Hari itu, tak ada yang lebih kuinginkan dari apapun. Akan kulepas semua harta, hanya untuk mendapatkan…kesempatan kedua. Lihatlah, betapa naifnya diriku. Seolah aku bisa menyuap pemilik semesta dengan harta yang bukan milikku. Di hari itu, sungguh aku merasa tak berdaya…

Ketika pasrah itu datang. Hanya kata maaf yang bisa kusampaikan kepadanya. Maaf karena aku tidak bisa menyelesaikan tanggung jawabku. Maaf karena salah-salahku. Dan.. maaf karena aku mungkin tak bisa lagi menjaganya. Air mata semakin menganak sungai. Kami masih tak rela inilah saatnya, jika ini adalah sebuah perpisahan.

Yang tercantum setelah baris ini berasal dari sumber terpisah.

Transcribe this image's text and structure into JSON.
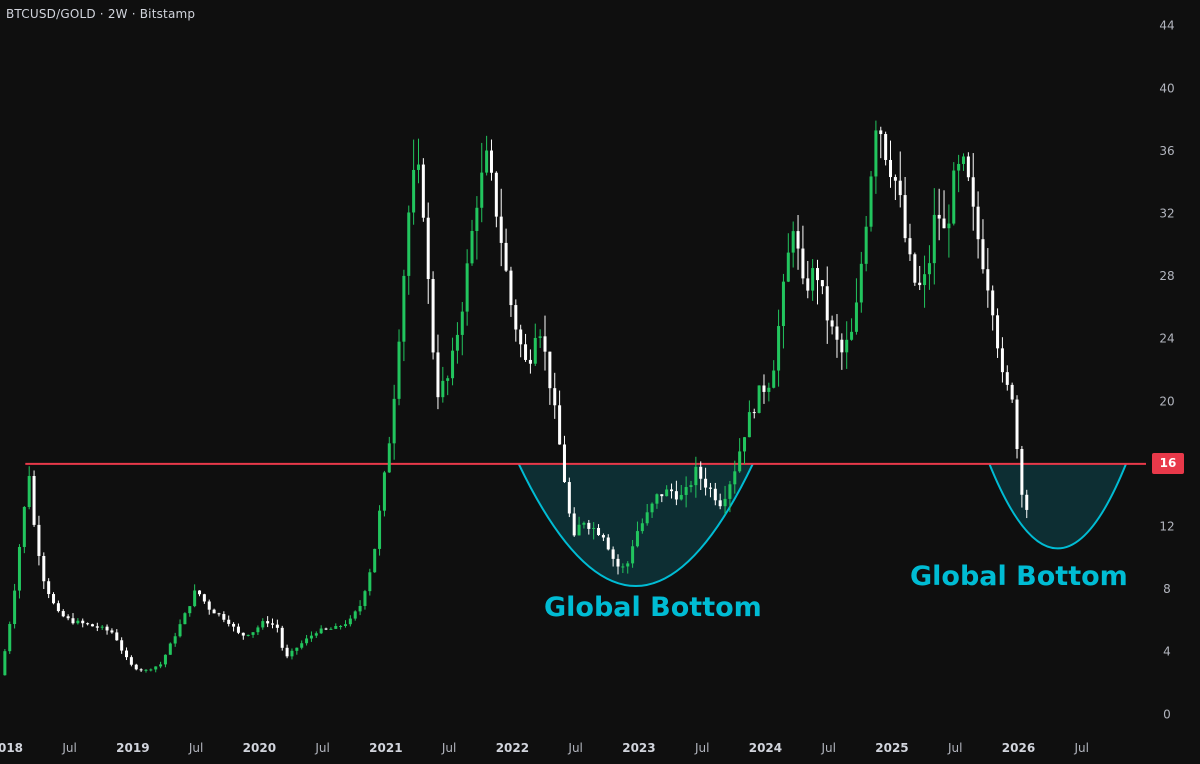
{
  "header": {
    "symbol": "BTCUSD/GOLD",
    "interval": "2W",
    "exchange": "Bitstamp"
  },
  "colors": {
    "background": "#0f0f0f",
    "up": "#22c55e",
    "down": "#ffffff",
    "level_line": "#e8394a",
    "bowl": "#00bcd4",
    "bowl_fill": "#0e3a40",
    "axis_text": "#b2b5be"
  },
  "annotations": {
    "label_1": "Global Bottom",
    "label_2": "Global Bottom",
    "level_badge": "16"
  },
  "chart_data": {
    "type": "candlestick",
    "title": "BTCUSD/GOLD · 2W · Bitstamp",
    "xlabel": "",
    "ylabel": "",
    "ylim": [
      -1,
      45
    ],
    "yticks": [
      0,
      4,
      8,
      12,
      16,
      20,
      24,
      28,
      32,
      36,
      40,
      44
    ],
    "x_range": [
      2017.95,
      2027.0
    ],
    "xticks": [
      {
        "x": 2018.0,
        "label": "2018",
        "year": true
      },
      {
        "x": 2018.5,
        "label": "Jul",
        "year": false
      },
      {
        "x": 2019.0,
        "label": "2019",
        "year": true
      },
      {
        "x": 2019.5,
        "label": "Jul",
        "year": false
      },
      {
        "x": 2020.0,
        "label": "2020",
        "year": true
      },
      {
        "x": 2020.5,
        "label": "Jul",
        "year": false
      },
      {
        "x": 2021.0,
        "label": "2021",
        "year": true
      },
      {
        "x": 2021.5,
        "label": "Jul",
        "year": false
      },
      {
        "x": 2022.0,
        "label": "2022",
        "year": true
      },
      {
        "x": 2022.5,
        "label": "Jul",
        "year": false
      },
      {
        "x": 2023.0,
        "label": "2023",
        "year": true
      },
      {
        "x": 2023.5,
        "label": "Jul",
        "year": false
      },
      {
        "x": 2024.0,
        "label": "2024",
        "year": true
      },
      {
        "x": 2024.5,
        "label": "Jul",
        "year": false
      },
      {
        "x": 2025.0,
        "label": "2025",
        "year": true
      },
      {
        "x": 2025.5,
        "label": "Jul",
        "year": false
      },
      {
        "x": 2026.0,
        "label": "2026",
        "year": true
      },
      {
        "x": 2026.5,
        "label": "Jul",
        "year": false
      }
    ],
    "horizontal_line": 16,
    "bowls": [
      {
        "x_start": 2022.05,
        "x_end": 2023.9,
        "y_top": 16,
        "y_bottom": 8.2
      },
      {
        "x_start": 2025.77,
        "x_end": 2026.85,
        "y_top": 16,
        "y_bottom": 10.6
      }
    ],
    "price_path": [
      [
        2017.95,
        2.5
      ],
      [
        2018.0,
        4.5
      ],
      [
        2018.05,
        7.0
      ],
      [
        2018.1,
        10.5
      ],
      [
        2018.18,
        15.5
      ],
      [
        2018.22,
        12.0
      ],
      [
        2018.3,
        8.5
      ],
      [
        2018.4,
        6.5
      ],
      [
        2018.5,
        6.0
      ],
      [
        2018.6,
        5.8
      ],
      [
        2018.75,
        5.5
      ],
      [
        2018.85,
        5.2
      ],
      [
        2018.93,
        3.8
      ],
      [
        2019.0,
        3.0
      ],
      [
        2019.1,
        2.8
      ],
      [
        2019.22,
        3.2
      ],
      [
        2019.3,
        4.5
      ],
      [
        2019.42,
        6.5
      ],
      [
        2019.5,
        8.0
      ],
      [
        2019.6,
        6.8
      ],
      [
        2019.75,
        6.0
      ],
      [
        2019.85,
        5.0
      ],
      [
        2019.95,
        5.3
      ],
      [
        2020.05,
        6.0
      ],
      [
        2020.15,
        5.5
      ],
      [
        2020.2,
        3.5
      ],
      [
        2020.3,
        4.3
      ],
      [
        2020.45,
        5.3
      ],
      [
        2020.6,
        5.5
      ],
      [
        2020.72,
        6.0
      ],
      [
        2020.8,
        7.0
      ],
      [
        2020.9,
        10.0
      ],
      [
        2020.97,
        14.0
      ],
      [
        2021.05,
        19.0
      ],
      [
        2021.12,
        26.0
      ],
      [
        2021.2,
        34.0
      ],
      [
        2021.28,
        34.5
      ],
      [
        2021.33,
        28.0
      ],
      [
        2021.4,
        20.5
      ],
      [
        2021.5,
        21.5
      ],
      [
        2021.6,
        26.0
      ],
      [
        2021.72,
        33.0
      ],
      [
        2021.8,
        35.5
      ],
      [
        2021.9,
        31.0
      ],
      [
        2021.98,
        26.5
      ],
      [
        2022.05,
        24.0
      ],
      [
        2022.12,
        22.0
      ],
      [
        2022.2,
        25.5
      ],
      [
        2022.28,
        22.0
      ],
      [
        2022.35,
        18.5
      ],
      [
        2022.42,
        14.5
      ],
      [
        2022.48,
        11.0
      ],
      [
        2022.55,
        12.5
      ],
      [
        2022.62,
        12.0
      ],
      [
        2022.72,
        11.5
      ],
      [
        2022.82,
        9.5
      ],
      [
        2022.9,
        9.3
      ],
      [
        2022.97,
        11.5
      ],
      [
        2023.05,
        12.5
      ],
      [
        2023.15,
        14.0
      ],
      [
        2023.25,
        14.3
      ],
      [
        2023.35,
        13.8
      ],
      [
        2023.45,
        15.5
      ],
      [
        2023.55,
        14.5
      ],
      [
        2023.65,
        13.5
      ],
      [
        2023.75,
        15.5
      ],
      [
        2023.85,
        18.5
      ],
      [
        2023.95,
        20.5
      ],
      [
        2024.05,
        21.5
      ],
      [
        2024.15,
        27.5
      ],
      [
        2024.22,
        31.5
      ],
      [
        2024.3,
        27.0
      ],
      [
        2024.4,
        28.5
      ],
      [
        2024.5,
        25.0
      ],
      [
        2024.6,
        23.0
      ],
      [
        2024.7,
        24.5
      ],
      [
        2024.8,
        32.0
      ],
      [
        2024.88,
        38.5
      ],
      [
        2024.95,
        36.0
      ],
      [
        2025.05,
        33.5
      ],
      [
        2025.12,
        29.5
      ],
      [
        2025.2,
        27.0
      ],
      [
        2025.28,
        28.0
      ],
      [
        2025.35,
        32.5
      ],
      [
        2025.42,
        30.5
      ],
      [
        2025.5,
        34.5
      ],
      [
        2025.58,
        35.0
      ],
      [
        2025.65,
        31.5
      ],
      [
        2025.72,
        29.0
      ],
      [
        2025.8,
        26.0
      ],
      [
        2025.88,
        21.0
      ],
      [
        2025.95,
        20.5
      ],
      [
        2026.0,
        16.0
      ],
      [
        2026.05,
        13.0
      ],
      [
        2026.1,
        13.5
      ]
    ]
  }
}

Hujan mulai mereda. Suara gemeretak di kaca perlahan mulai menghilang. Sayup aku mendengar suara merdu takbir berkumandang di kejauhan. Suara takbir anak-anak dan dewasa saling bersahutan membuka hari yang fitri. Kulayangkan pandangan ke seluruh ruangan. Kosong, aku sendirian di tempat ini. Hanya ingin memastikan, kutarik nafas dalam-dalam. Di setiap molekul-molekulnya aku merasakan kehidupan. Aku…masih mendapatkan kesempatan kedua.